BY Taylor Dafoe in Opinion | 28 MAR 24

A Few Thoughts on Roberta Smith

After 32 years at The New York Times, the famed art critic leaves behind a literary form that she helped usher into a new millennium 

BY Taylor Dafoe in Opinion | 28 MAR 24

I’ve never known an art world in which Roberta Smith wasn’t broadly – anecdotally – considered to be the doyen of working critics. My own writing career began shortly after she was named co-chief art critic at the New York Times (the first woman to hold the title) in 2011, and, even then her pre-eminence seemed almost boringly uncontested. In 2019 her peers agreed, voting her the country’s ‘most influential’ art critic by a wide margin. (The five writers ranked below her were all men; three have Pulitzers.) By the time she announced her retirement from the Times last week, nothing had changed: Smith’s reputation appeared unimpeachable.

And yet, her reputation has come to have an ironic consequence. Smith’s status has cast an aura around her in recent years, insulating her work from the kind of active engagement that catalyses good criticism, makes it feel dynamic and alive. But that’s not a Roberta Smith problem.

Portrait of Roberta Smith. Courtesy: The New York Times 

Smith is an observationalist – she tends to look in to look out. That she gleaned real insight from Damien Hirst’s ‘Spot Paintings’ (1986-2011) remains a remarkable testament to the potency of her method: ‘The relentless evenness of formula and technique reflects Mr. Hirst’s stated desire to make paintings that seem to have been made by a machine’, she wrote in a 2012 review. ‘Yet what’s striking is the unevenness, the variations of touch and finish, and the way that even within their narrow confines the spot paintings do the usual Hirst thing: that is, they range from good to atrocious.’

This strategy has, at times, thrown her off beat from the brand of wide-angled, out-to-in criticism that’s become de rigueur. When Smith weighed in on the controversy around Dana Schutz’s Open Casket (2016) painting of Emmett Till in the 2017 Whitney Biennial, she did so through a rather strict art historical lens, then came to a circumspect conclusion about the autonomy of images and the responsibilities facing their creators: ‘Artists don’t ask permission’, she reasoned. 

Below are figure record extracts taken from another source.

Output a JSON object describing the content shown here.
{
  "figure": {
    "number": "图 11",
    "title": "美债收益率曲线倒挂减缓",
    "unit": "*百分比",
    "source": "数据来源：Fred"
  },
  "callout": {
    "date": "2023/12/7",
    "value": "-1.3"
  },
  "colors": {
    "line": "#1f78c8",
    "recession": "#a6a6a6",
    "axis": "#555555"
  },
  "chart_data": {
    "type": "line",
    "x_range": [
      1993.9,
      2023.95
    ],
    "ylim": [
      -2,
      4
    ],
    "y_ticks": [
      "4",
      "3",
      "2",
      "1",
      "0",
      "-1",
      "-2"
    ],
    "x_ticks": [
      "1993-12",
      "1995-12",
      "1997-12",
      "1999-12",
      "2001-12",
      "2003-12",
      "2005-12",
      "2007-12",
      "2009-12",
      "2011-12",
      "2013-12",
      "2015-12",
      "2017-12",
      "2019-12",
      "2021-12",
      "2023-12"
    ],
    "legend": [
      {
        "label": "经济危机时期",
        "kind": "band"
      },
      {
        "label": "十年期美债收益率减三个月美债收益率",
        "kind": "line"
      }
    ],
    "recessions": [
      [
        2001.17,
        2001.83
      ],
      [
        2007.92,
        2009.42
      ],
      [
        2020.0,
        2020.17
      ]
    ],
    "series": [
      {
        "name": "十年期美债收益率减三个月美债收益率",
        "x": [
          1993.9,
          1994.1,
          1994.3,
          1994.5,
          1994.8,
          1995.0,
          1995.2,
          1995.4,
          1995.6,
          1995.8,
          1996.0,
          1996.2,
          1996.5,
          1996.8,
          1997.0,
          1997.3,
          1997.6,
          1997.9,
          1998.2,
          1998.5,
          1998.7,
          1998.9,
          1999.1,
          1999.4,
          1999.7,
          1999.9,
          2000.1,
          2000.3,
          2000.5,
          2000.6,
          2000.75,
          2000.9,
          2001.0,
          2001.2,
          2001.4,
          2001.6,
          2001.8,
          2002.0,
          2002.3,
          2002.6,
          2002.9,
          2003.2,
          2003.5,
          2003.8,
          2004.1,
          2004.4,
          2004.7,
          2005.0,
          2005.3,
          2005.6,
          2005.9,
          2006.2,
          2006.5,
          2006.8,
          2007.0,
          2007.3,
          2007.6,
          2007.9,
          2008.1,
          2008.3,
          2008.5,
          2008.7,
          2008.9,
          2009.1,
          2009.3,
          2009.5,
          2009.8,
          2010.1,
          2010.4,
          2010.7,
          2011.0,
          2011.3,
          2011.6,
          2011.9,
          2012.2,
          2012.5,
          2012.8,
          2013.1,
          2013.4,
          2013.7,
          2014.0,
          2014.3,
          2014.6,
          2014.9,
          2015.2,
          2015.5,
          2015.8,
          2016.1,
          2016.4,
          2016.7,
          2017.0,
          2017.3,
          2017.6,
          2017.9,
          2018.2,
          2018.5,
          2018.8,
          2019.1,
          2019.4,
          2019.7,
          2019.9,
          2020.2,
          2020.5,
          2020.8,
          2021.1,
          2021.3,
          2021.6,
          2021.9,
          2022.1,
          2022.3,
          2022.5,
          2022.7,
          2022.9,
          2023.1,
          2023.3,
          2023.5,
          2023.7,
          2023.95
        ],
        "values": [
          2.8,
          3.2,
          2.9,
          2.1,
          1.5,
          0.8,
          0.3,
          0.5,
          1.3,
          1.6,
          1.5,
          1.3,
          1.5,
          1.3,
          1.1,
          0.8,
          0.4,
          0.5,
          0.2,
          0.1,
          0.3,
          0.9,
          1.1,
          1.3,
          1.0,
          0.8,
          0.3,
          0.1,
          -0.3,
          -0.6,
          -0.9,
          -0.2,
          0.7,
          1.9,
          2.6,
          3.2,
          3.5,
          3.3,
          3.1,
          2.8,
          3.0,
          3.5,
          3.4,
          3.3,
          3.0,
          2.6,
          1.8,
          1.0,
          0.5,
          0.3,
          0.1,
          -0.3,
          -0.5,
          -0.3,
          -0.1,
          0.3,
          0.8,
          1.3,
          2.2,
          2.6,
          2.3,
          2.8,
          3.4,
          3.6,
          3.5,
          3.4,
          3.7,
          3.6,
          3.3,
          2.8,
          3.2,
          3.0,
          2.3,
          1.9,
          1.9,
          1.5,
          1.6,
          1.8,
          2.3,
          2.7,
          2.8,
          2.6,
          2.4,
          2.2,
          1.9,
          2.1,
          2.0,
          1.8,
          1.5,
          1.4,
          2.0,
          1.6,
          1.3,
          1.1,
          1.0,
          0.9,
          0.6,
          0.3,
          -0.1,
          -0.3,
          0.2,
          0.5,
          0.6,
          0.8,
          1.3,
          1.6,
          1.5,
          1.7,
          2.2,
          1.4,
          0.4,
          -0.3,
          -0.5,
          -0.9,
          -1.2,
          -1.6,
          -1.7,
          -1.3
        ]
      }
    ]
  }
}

You could call this kind of close-eyed approach near-sighted or argue that Smith buffers against a certain level of scrutiny by establishing a tight loop in which to operate. It’s true that this style of criticism has fallen out of fashion, but her earnest commitment to it keeps her version from feeling moribund. She wants to commune with art so we can too, and the swift elegance with which she goes about it only makes our job easier. She demands of her writing what she demands of the art she’s reviewing: for it to insist on our attention. 

Recently, a colleague of mine called Smith the ‘standard bearer’ among critics. I thought that description was dead-on – a kind of double entendre that speaks to both the accomplishment that is consistent excellence and the burden that comes with it: you have to be excellent consistently. The more reliable your work the more it can disappear, in a way. You set the bar and eventually people start seeing you as the bar. Smith is also in the unique position of having the opposite problem, too. Because she represents The Times – a 2011 illustration by artist William Powhida jokingly called her a ‘Living Embodiment of the Grey Lady’ – people misdirect onto her work a generalized frustration with the status quo. She is not the bad part about the status quo.

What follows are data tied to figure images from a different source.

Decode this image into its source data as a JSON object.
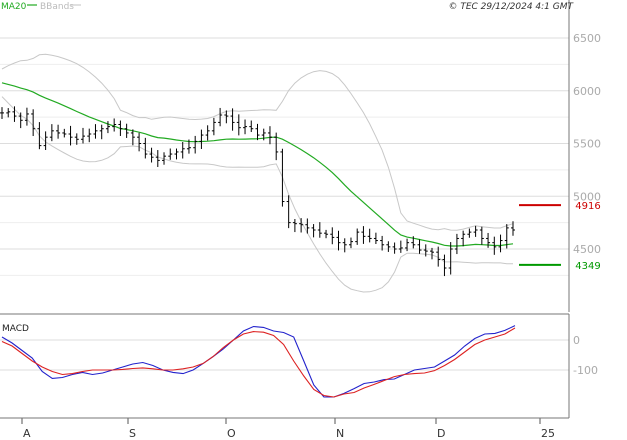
{
  "header": {
    "ma_label": "MA20",
    "bb_label": "BBands",
    "copyright": "© TEC 29/12/2024 4:1 GMT"
  },
  "macd_label": "MACD",
  "colors": {
    "ma": "#22aa22",
    "bands": "#c8c8c8",
    "price": "#000000",
    "macd": "#2222cc",
    "signal": "#dd2222",
    "resistance": "#cc0000",
    "support": "#009900",
    "grid": "#dddddd",
    "axis_text": "#aaaaaa"
  },
  "chart_data": [
    {
      "type": "ohlc",
      "x_labels": [
        "A",
        "S",
        "O",
        "N",
        "D",
        "25"
      ],
      "ylim": [
        4000,
        6900
      ],
      "yticks": [
        4500,
        5000,
        5500,
        6000,
        6500
      ],
      "ytick_labels": [
        "4500",
        "5000",
        "5500",
        "6000",
        "6500"
      ],
      "close": [
        5790,
        5800,
        5760,
        5720,
        5780,
        5640,
        5480,
        5560,
        5620,
        5600,
        5590,
        5560,
        5540,
        5570,
        5590,
        5620,
        5640,
        5660,
        5680,
        5640,
        5600,
        5560,
        5500,
        5400,
        5370,
        5340,
        5380,
        5400,
        5420,
        5450,
        5460,
        5520,
        5580,
        5620,
        5700,
        5770,
        5760,
        5700,
        5650,
        5660,
        5640,
        5580,
        5600,
        5560,
        5420,
        4950,
        4750,
        4740,
        4730,
        4700,
        4680,
        4650,
        4640,
        4610,
        4560,
        4540,
        4570,
        4660,
        4620,
        4600,
        4580,
        4540,
        4520,
        4500,
        4510,
        4560,
        4540,
        4490,
        4480,
        4470,
        4400,
        4320,
        4500,
        4600,
        4640,
        4660,
        4680,
        4600,
        4560,
        4520,
        4580,
        4700,
        4680
      ],
      "levels": [
        {
          "value": 4916,
          "label": "4916",
          "color": "#cc0000"
        },
        {
          "value": 4349,
          "label": "4349",
          "color": "#009900"
        }
      ],
      "ma_label": "MA20",
      "bands_label": "BBands"
    },
    {
      "type": "line",
      "title": "MACD",
      "ylim": [
        -190,
        60
      ],
      "yticks": [
        0,
        -100
      ],
      "ytick_labels": [
        "0",
        "-100"
      ],
      "series": [
        {
          "values": [
            10,
            -10,
            -35,
            -60,
            -105,
            -128,
            -125,
            -115,
            -108,
            -115,
            -110,
            -100,
            -90,
            -80,
            -75,
            -85,
            -100,
            -108,
            -112,
            -100,
            -78,
            -55,
            -30,
            0,
            30,
            45,
            42,
            30,
            25,
            10,
            -70,
            -150,
            -190,
            -190,
            -178,
            -162,
            -145,
            -140,
            -132,
            -130,
            -115,
            -100,
            -95,
            -90,
            -70,
            -50,
            -20,
            5,
            20,
            22,
            32,
            48
          ],
          "color": "#2222cc"
        },
        {
          "values": [
            -5,
            -20,
            -45,
            -70,
            -90,
            -105,
            -115,
            -112,
            -105,
            -100,
            -100,
            -100,
            -98,
            -95,
            -93,
            -96,
            -100,
            -100,
            -96,
            -90,
            -78,
            -55,
            -25,
            0,
            20,
            28,
            26,
            15,
            -15,
            -70,
            -120,
            -165,
            -185,
            -190,
            -180,
            -175,
            -160,
            -148,
            -135,
            -122,
            -115,
            -112,
            -110,
            -102,
            -85,
            -65,
            -40,
            -15,
            0,
            10,
            20,
            40
          ],
          "color": "#dd2222"
        }
      ]
    }
  ]
}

William Powhida, An Incomplete and Biased Guide to Some Critics, 2011, coloured pencil, graphite, and watercolour on paper, 51 × 38 cm. Courtesy: the artist

Compared to other prominent critics of her generation, Smith resists easy characterization. She prefers nuance over polemics. Her body of work is deep but contained, and the extratextual evidence is spare. There is no big book, no manifesto, no overarching idea that we can point to and say: ‘That’s what her project was all about.’ But her signatures aren’t the out-loud kind. To fully appreciate her work requires a thorough, Roberta Smith-like engagement with it. 

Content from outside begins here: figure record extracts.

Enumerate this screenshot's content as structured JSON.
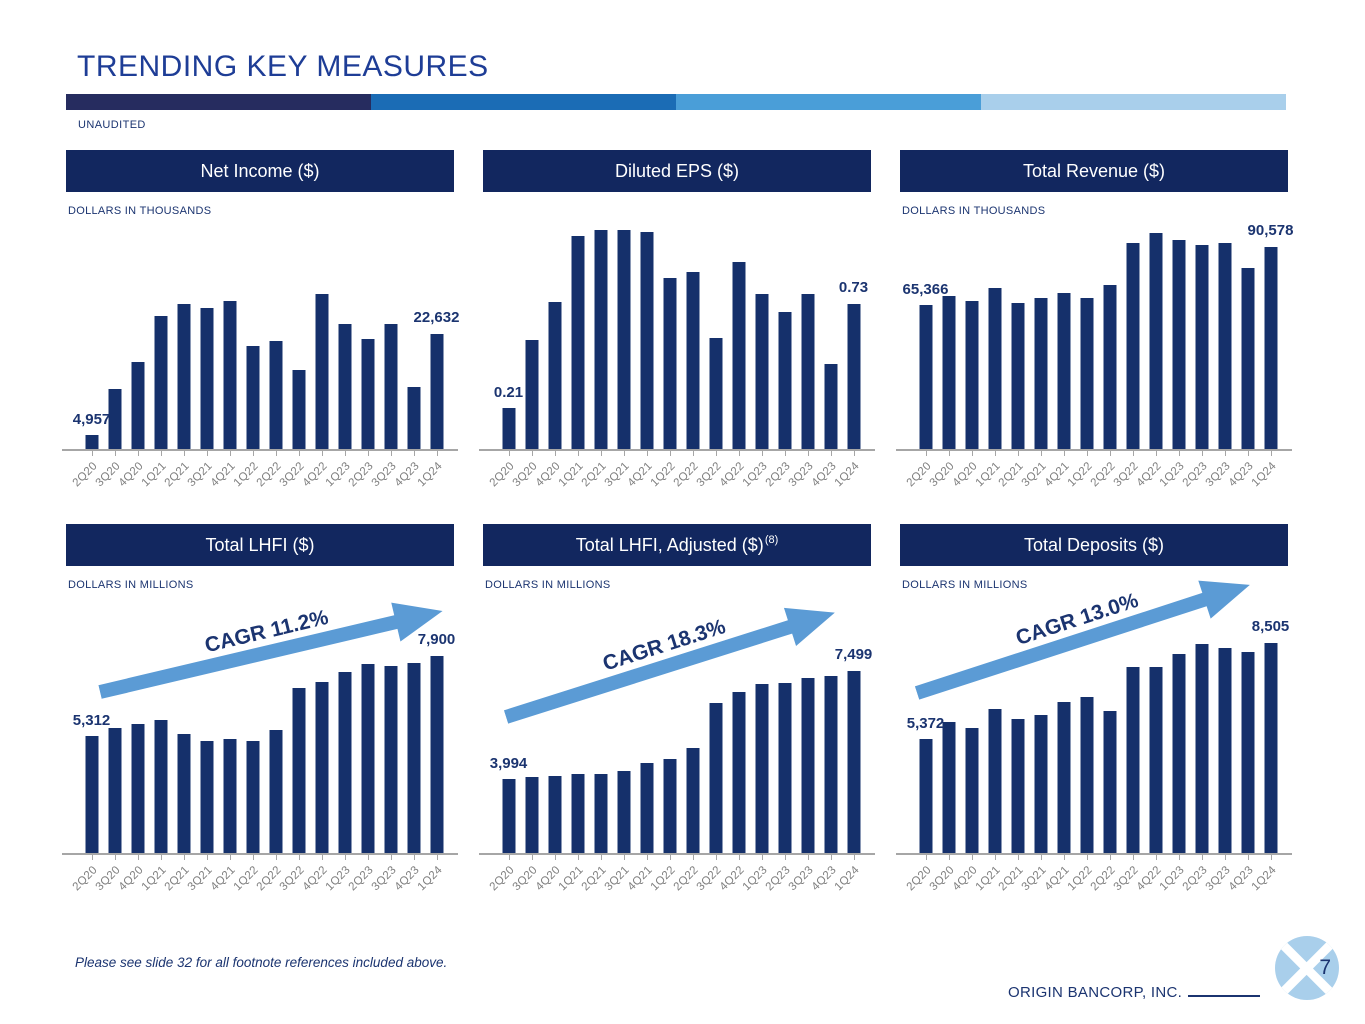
{
  "slide": {
    "title": "TRENDING KEY MEASURES",
    "status_label": "UNAUDITED",
    "footnote": "Please see slide 32 for all footnote references included above.",
    "company_name": "ORIGIN BANCORP, INC.",
    "page_number": "7",
    "accent_colors": [
      "#262c5f",
      "#1b6cb5",
      "#4a9ed8",
      "#a9cfeb"
    ]
  },
  "colors": {
    "bar": "#15306b",
    "header_bg": "#12275f",
    "header_text": "#ffffff",
    "title_text": "#1e3d96",
    "navy_text": "#1b3470",
    "axis": "#a6a6a6",
    "tick_label": "#7f7f7f",
    "arrow": "#5b9bd5",
    "logo_fill": "#a9cfeb"
  },
  "categories": [
    "2Q20",
    "3Q20",
    "4Q20",
    "1Q21",
    "2Q21",
    "3Q21",
    "4Q21",
    "1Q22",
    "2Q22",
    "3Q22",
    "4Q22",
    "1Q23",
    "2Q23",
    "3Q23",
    "4Q23",
    "1Q24"
  ],
  "chart_data": [
    {
      "type": "bar",
      "title": "Net Income ($)",
      "units_label": "DOLLARS IN THOUSANDS",
      "first_label": "4,957",
      "last_label": "22,632",
      "values": [
        4957,
        13100,
        17700,
        25700,
        27750,
        27100,
        28300,
        20600,
        21400,
        16300,
        29500,
        24300,
        21800,
        24300,
        13300,
        22632
      ],
      "ylim": [
        2400,
        40700
      ],
      "grid": "off",
      "legend": "none"
    },
    {
      "type": "bar",
      "title": "Diluted EPS ($)",
      "units_label": "",
      "first_label": "0.21",
      "last_label": "0.73",
      "values": [
        0.21,
        0.55,
        0.74,
        1.07,
        1.1,
        1.1,
        1.09,
        0.86,
        0.89,
        0.56,
        0.94,
        0.78,
        0.69,
        0.78,
        0.43,
        0.73
      ],
      "ylim": [
        0,
        1.1
      ],
      "grid": "off",
      "legend": "none"
    },
    {
      "type": "bar",
      "title": "Total Revenue ($)",
      "units_label": "DOLLARS IN THOUSANDS",
      "first_label": "65,366",
      "last_label": "90,578",
      "values": [
        65366,
        69000,
        67000,
        72500,
        66200,
        68300,
        70600,
        68100,
        73800,
        92100,
        96500,
        93600,
        91300,
        92200,
        81300,
        90578
      ],
      "ylim": [
        2200,
        97800
      ],
      "grid": "off",
      "legend": "none"
    },
    {
      "type": "bar",
      "title": "Total LHFI ($)",
      "units_label": "DOLLARS IN MILLIONS",
      "cagr_label": "CAGR 11.2%",
      "first_label": "5,312",
      "last_label": "7,900",
      "values": [
        5312,
        5580,
        5720,
        5830,
        5390,
        5170,
        5230,
        5150,
        5500,
        6870,
        7060,
        7380,
        7630,
        7570,
        7660,
        7900
      ],
      "ylim": [
        1500,
        8450
      ],
      "grid": "off",
      "legend": "none"
    },
    {
      "type": "bar",
      "title": "Total LHFI, Adjusted ($)",
      "title_superscript": "(8)",
      "units_label": "DOLLARS IN MILLIONS",
      "cagr_label": "CAGR 18.3%",
      "first_label": "3,994",
      "last_label": "7,499",
      "values": [
        3994,
        4060,
        4100,
        4150,
        4140,
        4240,
        4520,
        4650,
        4980,
        6440,
        6800,
        7050,
        7090,
        7270,
        7330,
        7499
      ],
      "ylim": [
        1560,
        8520
      ],
      "grid": "off",
      "legend": "none"
    },
    {
      "type": "bar",
      "title": "Total Deposits ($)",
      "units_label": "DOLLARS IN MILLIONS",
      "cagr_label": "CAGR 13.0%",
      "first_label": "5,372",
      "last_label": "8,505",
      "values": [
        5372,
        5940,
        5730,
        6340,
        6010,
        6150,
        6580,
        6750,
        6300,
        7730,
        7730,
        8140,
        8470,
        8340,
        8200,
        8505
      ],
      "ylim": [
        1620,
        8630
      ],
      "grid": "off",
      "legend": "none"
    }
  ]
}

Smith has not always sought the spotlight, and it’s a matter of fact that she has not been rewarded like her male peers. (She has still never been nominated for a Pulitzer!) I feel grateful to have entered the art world during a time when the ‘most influential’ critic was a woman of real grace and principle. Let us put in the work to appreciate the work she’s put in for us. 

Main image: Copies of the New York Times sit for sale in a rack, 2008. Courtesy: Mario Tama/Getty Images

Taylor Dafoe is a writer and photographer based in New York. His work has appeared in BOMB, The Brooklyn Rail, Cultured, Interview, and Modern Painters, among others.